AI agent that hires humans and pays them in USDC, settled by sensor proof not human approval.
WARD is rails for an autonomous system to hire and pay a verified human for physically-verifiable work, with settlement, identity, and reputation on-chain. The instrumented home is the first instance, not the product.
An autonomous agent watches your devices and climbs an escalation ladder. First it will try to self-fix most faults in software for free (reboot, reconfigure, cycle a relay, close a valve). Only when the fault is physical and software can't touch it does it hire a verified human, escrow USDC on Arc, and dispatch the worker it discovered and ranked through ENS. Payment releases the moment a Chainlink CRE workflow reads the device telemetry and confirms the fix. Essentially the sensor settles the bill.
It's a working end-to-end implementation of ERC-8183 (Ethereum's new Agentic Commerce standard) on live Arc testnet: the home agent is the Client, the field tech is the Provider, and the Chainlink CRE workflow is the Evaluator the one role the standard lets release escrow. The home demo is visceral (a 2am leak, owner asleep), but the real buyer is software with no bank account: property managers, DePIN fleets, DAO treasuries, agent wallets anything that has to pay humans for verifiable work and can't open a Stripe account.
Contracts (Foundry / Solidity): WardEscrow is a keyed ERC-8183 JobEscrow holding native Arc USDC with a real policy layer in-contract — per-job caps, daily caps, an owner-approval threshold, and deadline auto-refund (the standard's Expired state). WorkerRegistry holds worker stakes and on-chain reputation. Both are source-verified on Arc's Blockscout (solc 0.8.24, optimizer 200 runs); 56 forge tests pass. Native Arc USDC is also the gas token, so settlement is gas-free and sub-cent — the only reason sub-$200 machine-to-human payments are economical.

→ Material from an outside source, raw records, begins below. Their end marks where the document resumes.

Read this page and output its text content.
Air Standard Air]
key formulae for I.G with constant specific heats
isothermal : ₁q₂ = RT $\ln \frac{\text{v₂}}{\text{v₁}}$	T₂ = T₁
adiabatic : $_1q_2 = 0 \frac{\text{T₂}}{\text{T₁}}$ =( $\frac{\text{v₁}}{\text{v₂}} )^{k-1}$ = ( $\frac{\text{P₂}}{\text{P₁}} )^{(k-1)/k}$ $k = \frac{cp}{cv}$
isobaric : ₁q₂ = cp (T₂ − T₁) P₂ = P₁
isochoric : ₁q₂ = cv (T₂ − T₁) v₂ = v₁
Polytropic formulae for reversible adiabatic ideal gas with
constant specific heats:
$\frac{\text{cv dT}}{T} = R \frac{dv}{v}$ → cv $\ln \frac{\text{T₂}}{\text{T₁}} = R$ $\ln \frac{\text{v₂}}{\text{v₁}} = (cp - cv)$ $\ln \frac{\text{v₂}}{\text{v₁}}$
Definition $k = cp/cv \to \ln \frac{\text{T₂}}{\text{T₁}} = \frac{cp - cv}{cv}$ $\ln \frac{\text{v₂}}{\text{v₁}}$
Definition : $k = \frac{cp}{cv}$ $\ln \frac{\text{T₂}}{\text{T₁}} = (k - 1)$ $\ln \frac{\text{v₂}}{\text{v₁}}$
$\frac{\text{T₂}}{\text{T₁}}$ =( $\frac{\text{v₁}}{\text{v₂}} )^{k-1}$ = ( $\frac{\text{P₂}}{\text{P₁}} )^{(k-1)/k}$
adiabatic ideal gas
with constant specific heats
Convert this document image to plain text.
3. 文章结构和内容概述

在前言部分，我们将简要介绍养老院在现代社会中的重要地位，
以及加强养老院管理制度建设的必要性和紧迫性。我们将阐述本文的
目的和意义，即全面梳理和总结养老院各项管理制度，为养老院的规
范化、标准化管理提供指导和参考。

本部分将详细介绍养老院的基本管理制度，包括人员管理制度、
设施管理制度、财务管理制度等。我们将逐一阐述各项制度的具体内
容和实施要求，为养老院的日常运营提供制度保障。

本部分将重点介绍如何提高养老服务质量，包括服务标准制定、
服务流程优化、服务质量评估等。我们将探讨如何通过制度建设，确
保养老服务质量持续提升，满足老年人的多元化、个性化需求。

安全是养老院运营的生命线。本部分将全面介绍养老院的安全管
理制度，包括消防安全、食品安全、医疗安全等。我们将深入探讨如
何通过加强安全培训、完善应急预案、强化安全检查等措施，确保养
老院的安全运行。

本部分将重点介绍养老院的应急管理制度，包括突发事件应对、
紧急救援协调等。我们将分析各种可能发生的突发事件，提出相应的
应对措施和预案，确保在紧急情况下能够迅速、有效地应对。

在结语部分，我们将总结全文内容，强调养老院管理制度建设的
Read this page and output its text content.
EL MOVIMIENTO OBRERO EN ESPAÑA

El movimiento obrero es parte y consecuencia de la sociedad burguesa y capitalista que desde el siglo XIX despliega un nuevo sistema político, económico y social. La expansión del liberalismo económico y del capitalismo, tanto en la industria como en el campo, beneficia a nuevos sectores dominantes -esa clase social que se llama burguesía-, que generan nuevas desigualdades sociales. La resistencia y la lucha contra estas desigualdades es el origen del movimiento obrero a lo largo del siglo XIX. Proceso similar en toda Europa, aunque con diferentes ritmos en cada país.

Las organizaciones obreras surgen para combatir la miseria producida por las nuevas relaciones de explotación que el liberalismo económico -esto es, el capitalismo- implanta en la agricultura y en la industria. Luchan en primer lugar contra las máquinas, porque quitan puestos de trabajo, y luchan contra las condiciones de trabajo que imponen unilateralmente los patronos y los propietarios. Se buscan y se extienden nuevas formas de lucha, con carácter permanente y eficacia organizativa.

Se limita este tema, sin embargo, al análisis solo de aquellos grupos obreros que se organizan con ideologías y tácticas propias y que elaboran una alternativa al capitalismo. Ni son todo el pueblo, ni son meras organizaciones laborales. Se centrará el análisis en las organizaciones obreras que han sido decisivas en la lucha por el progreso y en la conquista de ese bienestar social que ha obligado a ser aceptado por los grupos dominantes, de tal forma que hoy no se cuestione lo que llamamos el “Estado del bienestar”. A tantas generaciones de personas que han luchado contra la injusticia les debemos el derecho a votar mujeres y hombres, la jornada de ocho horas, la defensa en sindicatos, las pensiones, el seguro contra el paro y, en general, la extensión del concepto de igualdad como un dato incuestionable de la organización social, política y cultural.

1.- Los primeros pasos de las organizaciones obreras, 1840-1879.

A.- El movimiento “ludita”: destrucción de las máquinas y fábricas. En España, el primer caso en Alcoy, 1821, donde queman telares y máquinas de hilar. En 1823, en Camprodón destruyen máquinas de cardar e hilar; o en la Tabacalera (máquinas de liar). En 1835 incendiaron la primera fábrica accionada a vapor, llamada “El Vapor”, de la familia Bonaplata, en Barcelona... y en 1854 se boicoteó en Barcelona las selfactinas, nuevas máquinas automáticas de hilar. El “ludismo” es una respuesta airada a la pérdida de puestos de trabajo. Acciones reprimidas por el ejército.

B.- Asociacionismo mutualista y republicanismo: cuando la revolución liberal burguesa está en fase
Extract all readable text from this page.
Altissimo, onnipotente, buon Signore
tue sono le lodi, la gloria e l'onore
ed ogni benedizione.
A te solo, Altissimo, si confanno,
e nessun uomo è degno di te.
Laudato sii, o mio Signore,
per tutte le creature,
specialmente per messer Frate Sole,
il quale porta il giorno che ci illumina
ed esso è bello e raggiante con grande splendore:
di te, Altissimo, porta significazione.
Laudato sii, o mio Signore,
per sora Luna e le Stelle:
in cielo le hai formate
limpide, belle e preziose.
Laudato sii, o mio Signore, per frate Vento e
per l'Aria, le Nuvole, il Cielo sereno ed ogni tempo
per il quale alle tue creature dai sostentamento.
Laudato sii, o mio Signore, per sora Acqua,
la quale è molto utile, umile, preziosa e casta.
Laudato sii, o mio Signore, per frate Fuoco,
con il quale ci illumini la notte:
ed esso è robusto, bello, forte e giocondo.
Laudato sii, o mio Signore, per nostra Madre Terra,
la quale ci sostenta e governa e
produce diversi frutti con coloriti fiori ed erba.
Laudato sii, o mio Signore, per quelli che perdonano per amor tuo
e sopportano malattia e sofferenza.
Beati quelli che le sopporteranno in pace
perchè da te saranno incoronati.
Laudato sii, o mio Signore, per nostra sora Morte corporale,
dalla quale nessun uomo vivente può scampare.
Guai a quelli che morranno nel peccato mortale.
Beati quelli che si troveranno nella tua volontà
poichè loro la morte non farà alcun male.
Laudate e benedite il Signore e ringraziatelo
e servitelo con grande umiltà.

Evaluator (Chainlink CRE): a CRE workflow (TypeScript SDK) fetches device telemetry from our public HTTPS device simulator on a cron tick, runs identical-consensus across the DON that the fault is resolved, and produces an EVM WriteReport to Arc that drives complete() on the Job, releasing the escrow. The contract trusts the attestation, not a human.
Identity (ENS): the agent holds ward-agent.eth, verified per ENSIP-25 (its agent-registration record points at the live WorkerRegistry on Arc). Workers are subnames carrying ENSIP-26 text records — skills, region, and a CAIP-10 reputation pointer that resolves their reputation live off the Arc registry. The agent discovers and ranks workers by resolving ENS, not a private DB; the address ENS resolves for a worker is the exact address paid on Arc. We also registered agent.demo-home.eth to demonstrate the sovereign-agent pattern. ENS code lives in packages/ens + a /api/ens route.
Agent + infra: a Python agent (asyncio + web3.py) runs the escalation ladder and uses Claude API for fault diagnosis and dispatch selection only. All spending is contract-capped and owner-threshold-gated. A FastAPI device simulator runs on an always-on box exposed over HTTPS via Tailscale Funnel so CRE can reach it. Frontend is Next.js + React + Tailwind v4 on Vercel (a marketing homepage + a cinematic /demo), state persisted in Supabase. The attestation seam is identical whether the device behind the HTTPS endpoint is mocked or a real Home Assistant / DePIN node.